Remember the fundamentals

If a recession occurs, it could be tempting to move quickly and dramatically, perhaps by changing your targets or your sales procedures. However, harsh measures aren’t always the best course of action. Going back to what made your business great in the first place is frequently the best remedy for a new problem.

“Revisiting your focus and foundations, such establishing your ideal client profile, target personas, territories, verticals, etc., is the best thing a sales org can do [during disruptions like a recession],” said Batrawy.
Regardless of market shifts, your team should be able to close deals confidently and effectively by retraining sales agents in the art of the sales call and consultative selling or by reverting to tried-and-true sales approaches. Look through your data to find call scripts, email templates, and other strategies that have previously been successful, then use the chance to retest them.

“Over the years, I have experienced both the ups and downs of our economy. Going back to the fundamentals will be important if there is a recession, said Lori Richardson, president of Women Sales Pros and CEO of Score More Sales. “Keep the noise out and concentrate on the tasks at hand.”

Give importance to representative support and wellness

In times of uncertainty, loyalty and morale can be tested to the limit. Richardson advises sales leaders to concentrate on assisting and motivating staff members because of this. She stated that sales representatives could leave if they don’t show empathy or empowerment and will go where they are appreciated, not just tolerated.

Provide representatives with office hours so they can stop by or call to discuss issues. Give your reps some downtime after the quarter-ending sprints so they can recover. Discover innovative ways to celebrate victories, such as kudo boards or handwritten congratulations, if you don’t have the funds for lavish rewards, outings, or team meals. Little compliments can have a big impact on morale.

“Going back to the fundamentals will be important if there is to be a recession. Keep your attention on the tasks at hand and block out distractions” – Lori Richardson, CEO of Score More Sales and president of Women Sales Pros

Acknowledge your knowledge and your ignorance

Economic recessions are complex and unique in their ways. The way you respond, however, should be as transparent as possible for the people you supervise. They want to know if they can rely on you to act in the best interests of the business and, more particularly, of everyone in the sales org. Transparency is the foundation of that trust.

According to Richard Harris, founder, and CEO of The Harris Consulting Group, “be 100% open and honest with your employees about what’s occurring in your organization, even if it means saying, “I don’t know.” “By saying you don’t know if you’re going to have layoffs or if targets will be changed, you will gain more loyalty and trust from your staff.”

Focus on what you can control

Even the most optimistic sales leaders might become uneasy due to changing client wants, inflation concerns, and the potential for corporate layoffs, which is why it’s so crucial to give the things you can control a priority. Although you have no control over the global financial system, you can concentrate on the areas where your company is doing well and where it is struggling. Spend some time determining the “why” in both situations so that deals don’t fall through the cracks.

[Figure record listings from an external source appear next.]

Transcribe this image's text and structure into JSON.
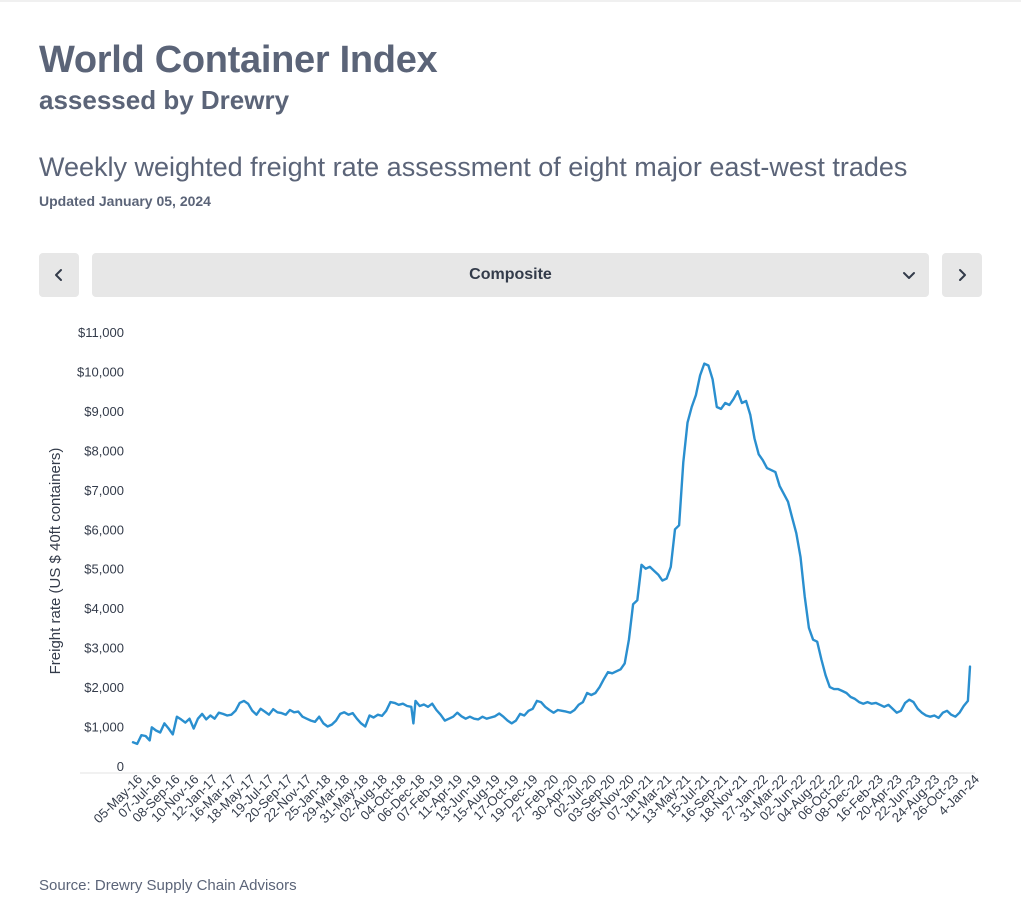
{
  "header": {
    "title": "World Container Index",
    "subtitle": "assessed by Drewry",
    "heading": "Weekly weighted freight rate assessment of eight major east-west trades",
    "updated": "Updated January 05, 2024"
  },
  "controls": {
    "selected_route": "Composite",
    "icons": {
      "prev": "chevron-left-icon",
      "next": "chevron-right-icon",
      "dropdown": "chevron-down-icon"
    }
  },
  "source": {
    "label": "Source:",
    "text": "Drewry Supply Chain Advisors"
  },
  "colors": {
    "line": "#2a8fcf",
    "text": "#5b6478",
    "control_bg": "#e7e7e7"
  },
  "chart_data": {
    "type": "line",
    "ylabel": "Freight rate (US $ 40ft containers)",
    "xlabel": "",
    "ylim": [
      0,
      11000
    ],
    "yticks": [
      0,
      1000,
      2000,
      3000,
      4000,
      5000,
      6000,
      7000,
      8000,
      9000,
      10000,
      11000
    ],
    "ytick_labels": [
      "0",
      "$1,000",
      "$2,000",
      "$3,000",
      "$4,000",
      "$5,000",
      "$6,000",
      "$7,000",
      "$8,000",
      "$9,000",
      "$10,000",
      "$11,000"
    ],
    "xdomain": [
      "2016-05-05",
      "2024-01-04"
    ],
    "xtick_labels": [
      {
        "label": "05-May-16",
        "date": "2016-05-05"
      },
      {
        "label": "07-Jul-16",
        "date": "2016-07-07"
      },
      {
        "label": "08-Sep-16",
        "date": "2016-09-08"
      },
      {
        "label": "10-Nov-16",
        "date": "2016-11-10"
      },
      {
        "label": "12-Jan-17",
        "date": "2017-01-12"
      },
      {
        "label": "16-Mar-17",
        "date": "2017-03-16"
      },
      {
        "label": "18-May-17",
        "date": "2017-05-18"
      },
      {
        "label": "19-Jul-17",
        "date": "2017-07-19"
      },
      {
        "label": "20-Sep-17",
        "date": "2017-09-20"
      },
      {
        "label": "22-Nov-17",
        "date": "2017-11-22"
      },
      {
        "label": "25-Jan-18",
        "date": "2018-01-25"
      },
      {
        "label": "29-Mar-18",
        "date": "2018-03-29"
      },
      {
        "label": "31-May-18",
        "date": "2018-05-31"
      },
      {
        "label": "02-Aug-18",
        "date": "2018-08-02"
      },
      {
        "label": "04-Oct-18",
        "date": "2018-10-04"
      },
      {
        "label": "06-Dec-18",
        "date": "2018-12-06"
      },
      {
        "label": "07-Feb-19",
        "date": "2019-02-07"
      },
      {
        "label": "11-Apr-19",
        "date": "2019-04-11"
      },
      {
        "label": "13-Jun-19",
        "date": "2019-06-13"
      },
      {
        "label": "15-Aug-19",
        "date": "2019-08-15"
      },
      {
        "label": "17-Oct-19",
        "date": "2019-10-17"
      },
      {
        "label": "19-Dec-19",
        "date": "2019-12-19"
      },
      {
        "label": "27-Feb-20",
        "date": "2020-02-27"
      },
      {
        "label": "30-Apr-20",
        "date": "2020-04-30"
      },
      {
        "label": "02-Jul-20",
        "date": "2020-07-02"
      },
      {
        "label": "03-Sep-20",
        "date": "2020-09-03"
      },
      {
        "label": "05-Nov-20",
        "date": "2020-11-05"
      },
      {
        "label": "07-Jan-21",
        "date": "2021-01-07"
      },
      {
        "label": "11-Mar-21",
        "date": "2021-03-11"
      },
      {
        "label": "13-May-21",
        "date": "2021-05-13"
      },
      {
        "label": "15-Jul-21",
        "date": "2021-07-15"
      },
      {
        "label": "16-Sep-21",
        "date": "2021-09-16"
      },
      {
        "label": "18-Nov-21",
        "date": "2021-11-18"
      },
      {
        "label": "27-Jan-22",
        "date": "2022-01-27"
      },
      {
        "label": "31-Mar-22",
        "date": "2022-03-31"
      },
      {
        "label": "02-Jun-22",
        "date": "2022-06-02"
      },
      {
        "label": "04-Aug-22",
        "date": "2022-08-04"
      },
      {
        "label": "06-Oct-22",
        "date": "2022-10-06"
      },
      {
        "label": "08-Dec-22",
        "date": "2022-12-08"
      },
      {
        "label": "16-Feb-23",
        "date": "2023-02-16"
      },
      {
        "label": "20-Apr-23",
        "date": "2023-04-20"
      },
      {
        "label": "22-Jun-23",
        "date": "2023-06-22"
      },
      {
        "label": "24-Aug-23",
        "date": "2023-08-24"
      },
      {
        "label": "26-Oct-23",
        "date": "2023-10-26"
      },
      {
        "label": "4-Jan-24",
        "date": "2024-01-04"
      }
    ],
    "series": [
      {
        "points": [
          [
            "2016-05-05",
            600
          ],
          [
            "2016-05-19",
            560
          ],
          [
            "2016-06-02",
            780
          ],
          [
            "2016-06-16",
            760
          ],
          [
            "2016-06-30",
            650
          ],
          [
            "2016-07-07",
            980
          ],
          [
            "2016-07-21",
            900
          ],
          [
            "2016-08-04",
            850
          ],
          [
            "2016-08-18",
            1080
          ],
          [
            "2016-09-01",
            950
          ],
          [
            "2016-09-15",
            800
          ],
          [
            "2016-09-29",
            1250
          ],
          [
            "2016-10-13",
            1180
          ],
          [
            "2016-10-27",
            1100
          ],
          [
            "2016-11-10",
            1200
          ],
          [
            "2016-11-24",
            950
          ],
          [
            "2016-12-08",
            1200
          ],
          [
            "2016-12-22",
            1320
          ],
          [
            "2017-01-05",
            1180
          ],
          [
            "2017-01-19",
            1280
          ],
          [
            "2017-02-02",
            1200
          ],
          [
            "2017-02-16",
            1350
          ],
          [
            "2017-03-02",
            1320
          ],
          [
            "2017-03-16",
            1280
          ],
          [
            "2017-03-30",
            1300
          ],
          [
            "2017-04-13",
            1400
          ],
          [
            "2017-04-27",
            1600
          ],
          [
            "2017-05-11",
            1650
          ],
          [
            "2017-05-25",
            1580
          ],
          [
            "2017-06-08",
            1400
          ],
          [
            "2017-06-22",
            1300
          ],
          [
            "2017-07-06",
            1450
          ],
          [
            "2017-07-20",
            1380
          ],
          [
            "2017-08-03",
            1300
          ],
          [
            "2017-08-17",
            1440
          ],
          [
            "2017-08-31",
            1360
          ],
          [
            "2017-09-14",
            1340
          ],
          [
            "2017-09-28",
            1300
          ],
          [
            "2017-10-12",
            1420
          ],
          [
            "2017-10-26",
            1360
          ],
          [
            "2017-11-09",
            1380
          ],
          [
            "2017-11-23",
            1250
          ],
          [
            "2017-12-07",
            1200
          ],
          [
            "2017-12-21",
            1150
          ],
          [
            "2018-01-04",
            1120
          ],
          [
            "2018-01-18",
            1250
          ],
          [
            "2018-02-01",
            1080
          ],
          [
            "2018-02-15",
            1000
          ],
          [
            "2018-03-01",
            1050
          ],
          [
            "2018-03-15",
            1150
          ],
          [
            "2018-03-29",
            1320
          ],
          [
            "2018-04-12",
            1360
          ],
          [
            "2018-04-26",
            1300
          ],
          [
            "2018-05-10",
            1340
          ],
          [
            "2018-05-24",
            1200
          ],
          [
            "2018-06-07",
            1080
          ],
          [
            "2018-06-21",
            1000
          ],
          [
            "2018-07-05",
            1280
          ],
          [
            "2018-07-19",
            1230
          ],
          [
            "2018-08-02",
            1300
          ],
          [
            "2018-08-16",
            1270
          ],
          [
            "2018-08-30",
            1400
          ],
          [
            "2018-09-13",
            1620
          ],
          [
            "2018-09-27",
            1600
          ],
          [
            "2018-10-11",
            1550
          ],
          [
            "2018-10-25",
            1580
          ],
          [
            "2018-11-08",
            1520
          ],
          [
            "2018-11-22",
            1500
          ],
          [
            "2018-11-29",
            1080
          ],
          [
            "2018-12-06",
            1650
          ],
          [
            "2018-12-20",
            1520
          ],
          [
            "2019-01-03",
            1560
          ],
          [
            "2019-01-17",
            1500
          ],
          [
            "2019-01-31",
            1580
          ],
          [
            "2019-02-14",
            1420
          ],
          [
            "2019-02-28",
            1300
          ],
          [
            "2019-03-14",
            1150
          ],
          [
            "2019-03-28",
            1200
          ],
          [
            "2019-04-11",
            1250
          ],
          [
            "2019-04-25",
            1350
          ],
          [
            "2019-05-09",
            1260
          ],
          [
            "2019-05-23",
            1200
          ],
          [
            "2019-06-06",
            1250
          ],
          [
            "2019-06-20",
            1200
          ],
          [
            "2019-07-04",
            1180
          ],
          [
            "2019-07-18",
            1250
          ],
          [
            "2019-08-01",
            1200
          ],
          [
            "2019-08-15",
            1230
          ],
          [
            "2019-08-29",
            1260
          ],
          [
            "2019-09-12",
            1330
          ],
          [
            "2019-09-26",
            1250
          ],
          [
            "2019-10-10",
            1150
          ],
          [
            "2019-10-24",
            1080
          ],
          [
            "2019-11-07",
            1150
          ],
          [
            "2019-11-21",
            1320
          ],
          [
            "2019-12-05",
            1280
          ],
          [
            "2019-12-19",
            1400
          ],
          [
            "2020-01-02",
            1450
          ],
          [
            "2020-01-16",
            1650
          ],
          [
            "2020-01-30",
            1620
          ],
          [
            "2020-02-13",
            1500
          ],
          [
            "2020-02-27",
            1420
          ],
          [
            "2020-03-12",
            1350
          ],
          [
            "2020-03-26",
            1420
          ],
          [
            "2020-04-09",
            1400
          ],
          [
            "2020-04-23",
            1380
          ],
          [
            "2020-05-07",
            1350
          ],
          [
            "2020-05-21",
            1420
          ],
          [
            "2020-06-04",
            1550
          ],
          [
            "2020-06-18",
            1620
          ],
          [
            "2020-07-02",
            1850
          ],
          [
            "2020-07-16",
            1800
          ],
          [
            "2020-07-30",
            1850
          ],
          [
            "2020-08-13",
            2000
          ],
          [
            "2020-08-27",
            2200
          ],
          [
            "2020-09-10",
            2380
          ],
          [
            "2020-09-24",
            2350
          ],
          [
            "2020-10-08",
            2400
          ],
          [
            "2020-10-22",
            2450
          ],
          [
            "2020-11-05",
            2600
          ],
          [
            "2020-11-19",
            3200
          ],
          [
            "2020-12-03",
            4100
          ],
          [
            "2020-12-17",
            4200
          ],
          [
            "2020-12-31",
            5100
          ],
          [
            "2021-01-14",
            5000
          ],
          [
            "2021-01-28",
            5050
          ],
          [
            "2021-02-11",
            4950
          ],
          [
            "2021-02-25",
            4850
          ],
          [
            "2021-03-11",
            4700
          ],
          [
            "2021-03-25",
            4750
          ],
          [
            "2021-04-08",
            5050
          ],
          [
            "2021-04-22",
            6000
          ],
          [
            "2021-05-06",
            6100
          ],
          [
            "2021-05-20",
            7700
          ],
          [
            "2021-06-03",
            8700
          ],
          [
            "2021-06-17",
            9100
          ],
          [
            "2021-07-01",
            9400
          ],
          [
            "2021-07-15",
            9900
          ],
          [
            "2021-07-29",
            10200
          ],
          [
            "2021-08-12",
            10150
          ],
          [
            "2021-08-26",
            9800
          ],
          [
            "2021-09-09",
            9100
          ],
          [
            "2021-09-23",
            9050
          ],
          [
            "2021-10-07",
            9200
          ],
          [
            "2021-10-21",
            9150
          ],
          [
            "2021-11-04",
            9300
          ],
          [
            "2021-11-18",
            9500
          ],
          [
            "2021-12-02",
            9200
          ],
          [
            "2021-12-16",
            9250
          ],
          [
            "2021-12-30",
            8900
          ],
          [
            "2022-01-13",
            8300
          ],
          [
            "2022-01-27",
            7900
          ],
          [
            "2022-02-10",
            7750
          ],
          [
            "2022-02-24",
            7550
          ],
          [
            "2022-03-10",
            7500
          ],
          [
            "2022-03-24",
            7450
          ],
          [
            "2022-04-07",
            7100
          ],
          [
            "2022-04-21",
            6900
          ],
          [
            "2022-05-05",
            6700
          ],
          [
            "2022-05-19",
            6300
          ],
          [
            "2022-06-02",
            5900
          ],
          [
            "2022-06-16",
            5300
          ],
          [
            "2022-06-30",
            4300
          ],
          [
            "2022-07-14",
            3500
          ],
          [
            "2022-07-28",
            3200
          ],
          [
            "2022-08-11",
            3150
          ],
          [
            "2022-08-25",
            2700
          ],
          [
            "2022-09-08",
            2300
          ],
          [
            "2022-09-22",
            2000
          ],
          [
            "2022-10-06",
            1950
          ],
          [
            "2022-10-20",
            1950
          ],
          [
            "2022-11-03",
            1900
          ],
          [
            "2022-11-17",
            1850
          ],
          [
            "2022-12-01",
            1750
          ],
          [
            "2022-12-15",
            1700
          ],
          [
            "2022-12-29",
            1620
          ],
          [
            "2023-01-12",
            1580
          ],
          [
            "2023-01-26",
            1620
          ],
          [
            "2023-02-09",
            1580
          ],
          [
            "2023-02-23",
            1600
          ],
          [
            "2023-03-09",
            1550
          ],
          [
            "2023-03-23",
            1500
          ],
          [
            "2023-04-06",
            1550
          ],
          [
            "2023-04-20",
            1450
          ],
          [
            "2023-05-04",
            1350
          ],
          [
            "2023-05-18",
            1400
          ],
          [
            "2023-06-01",
            1600
          ],
          [
            "2023-06-15",
            1680
          ],
          [
            "2023-06-29",
            1620
          ],
          [
            "2023-07-13",
            1450
          ],
          [
            "2023-07-27",
            1350
          ],
          [
            "2023-08-10",
            1280
          ],
          [
            "2023-08-24",
            1250
          ],
          [
            "2023-09-07",
            1280
          ],
          [
            "2023-09-21",
            1220
          ],
          [
            "2023-10-05",
            1350
          ],
          [
            "2023-10-19",
            1400
          ],
          [
            "2023-11-02",
            1300
          ],
          [
            "2023-11-16",
            1250
          ],
          [
            "2023-11-30",
            1350
          ],
          [
            "2023-12-14",
            1520
          ],
          [
            "2023-12-28",
            1650
          ],
          [
            "2024-01-04",
            2520
          ]
        ]
      }
    ]
  }
}
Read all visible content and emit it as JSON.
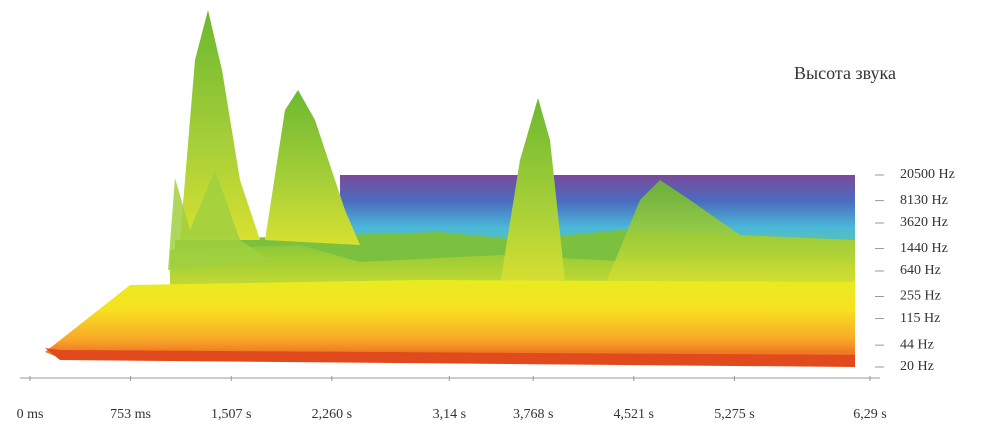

For instance, if a transaction appears to be stagnating in the middle of contract negotiations, ascertain what deal modifications took place just before the most recent contact with the prospect. If anything doesn’t suit the needs and desires of the prospect, especially concerning key deal details like cost, contract length, and payment terms.

Investigate the potential customer to learn what might be happening in their company that might be delaying the deal. And wherever you can, get more details from the potential customer so you can tailor the deal to suit their requirements.

According to Harris, we lose agreements because we don’t ask the correct questions, not because of the economy or a rival. Examine your exit criteria and sales procedure. You need to figure out why more than 5% of your deals are failing and change it. Never let receiving that information come as a surprise.